I put together a paper titled “Home Equity Stabilization Plan” which covers these issues and more. The cost and implementation are little and short respectively. The cost to the government is reasonably little and it would all but stop foreclosures with exit strategies for those who need to “buy down” that is, sell for a lesser expensive home without loosing their equity! What’s more this plan benefits every American whether they purchased a home to benefit from the attractively low interest rates or not.
I tried to get this plan to Congress, in fact, after many failed attempts to get someone’s attention, I had a representative of Ohio Congressman Steve Lautauret (R) looking at it. He informed me before Congress re-convened last year in the Fall that there was great interest in the plan by someone on Barney Frank’s staff with certain questions as well. Later, in mid November I was told that since they were now in the minority that they would not be heard on this proposal.

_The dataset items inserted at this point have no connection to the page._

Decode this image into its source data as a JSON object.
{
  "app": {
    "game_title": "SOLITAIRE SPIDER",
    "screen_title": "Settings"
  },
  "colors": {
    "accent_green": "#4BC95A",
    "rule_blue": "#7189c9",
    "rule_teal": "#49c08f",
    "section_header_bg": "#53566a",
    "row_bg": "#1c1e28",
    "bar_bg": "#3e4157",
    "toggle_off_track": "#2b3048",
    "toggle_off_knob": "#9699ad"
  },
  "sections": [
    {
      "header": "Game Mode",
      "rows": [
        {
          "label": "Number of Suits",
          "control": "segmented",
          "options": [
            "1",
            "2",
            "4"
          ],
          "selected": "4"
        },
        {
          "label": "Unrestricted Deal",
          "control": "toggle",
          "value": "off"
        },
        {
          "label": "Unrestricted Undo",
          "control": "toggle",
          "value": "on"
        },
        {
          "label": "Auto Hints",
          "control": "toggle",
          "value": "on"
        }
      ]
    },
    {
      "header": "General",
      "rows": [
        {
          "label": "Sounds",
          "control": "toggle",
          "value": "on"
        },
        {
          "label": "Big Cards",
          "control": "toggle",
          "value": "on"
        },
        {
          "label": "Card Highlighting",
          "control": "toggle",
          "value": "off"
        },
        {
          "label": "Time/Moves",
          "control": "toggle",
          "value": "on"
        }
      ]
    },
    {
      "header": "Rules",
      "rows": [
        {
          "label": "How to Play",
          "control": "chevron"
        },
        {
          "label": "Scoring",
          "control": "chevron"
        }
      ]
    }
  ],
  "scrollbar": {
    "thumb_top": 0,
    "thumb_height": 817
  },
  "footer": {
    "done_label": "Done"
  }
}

I was sick with disgust. I had invested months of my free time into this, OUR Country was going into financial turmoil and they were not able to get the floor on this proposal. May it had been that the Republican’s would prefer to see a Democrat House and Senate fail rather than to then introduce something that may, with adjustments, prevent a financial disaster.
To date, I have not seen anything better introduced!
Comment by Rick Osborne on 28 October 2009:
Being a Canadian I get to look at the American economy in a little bit of a different perspective. It may all be well and true that it looks like home sales are back on the rise. But I donèt believe that its Americans buying them. I know of friends and hear of many others that lots of Canadians are buying up homes in the US and taking advantage of the low costs. I also believe you could bet your coors that the Chinese and many other countrys are doing the same. Face it, the US is going to be bought out !
Comment by Robert on 28 October 2009:
Oh, people will find MUCH better times to buy a house, at a small fraction of the price in a few years. Anyone who goes into debt to buy a house now is buying around a secondary high, and will find himself owing hundreds of thousands of dollars more than the house declines to, and be wiped out. Those who raise cash now, and wait a few years, will be able to pick up incredible bargains when most of $52 trillion in credit has been wiped out. I’m talking about being able to buy the house you want for over 90% off today’s prices around 2013 or 2014.
Comment by sherry on 1 November 2009:
Buying a house now is the worst thing you can do.IT IS OVER RATED.
Comment by Martin Shaw on 8 November 2009:
Low rates, lower home prices. Don’t buy now and miss the boat for sure.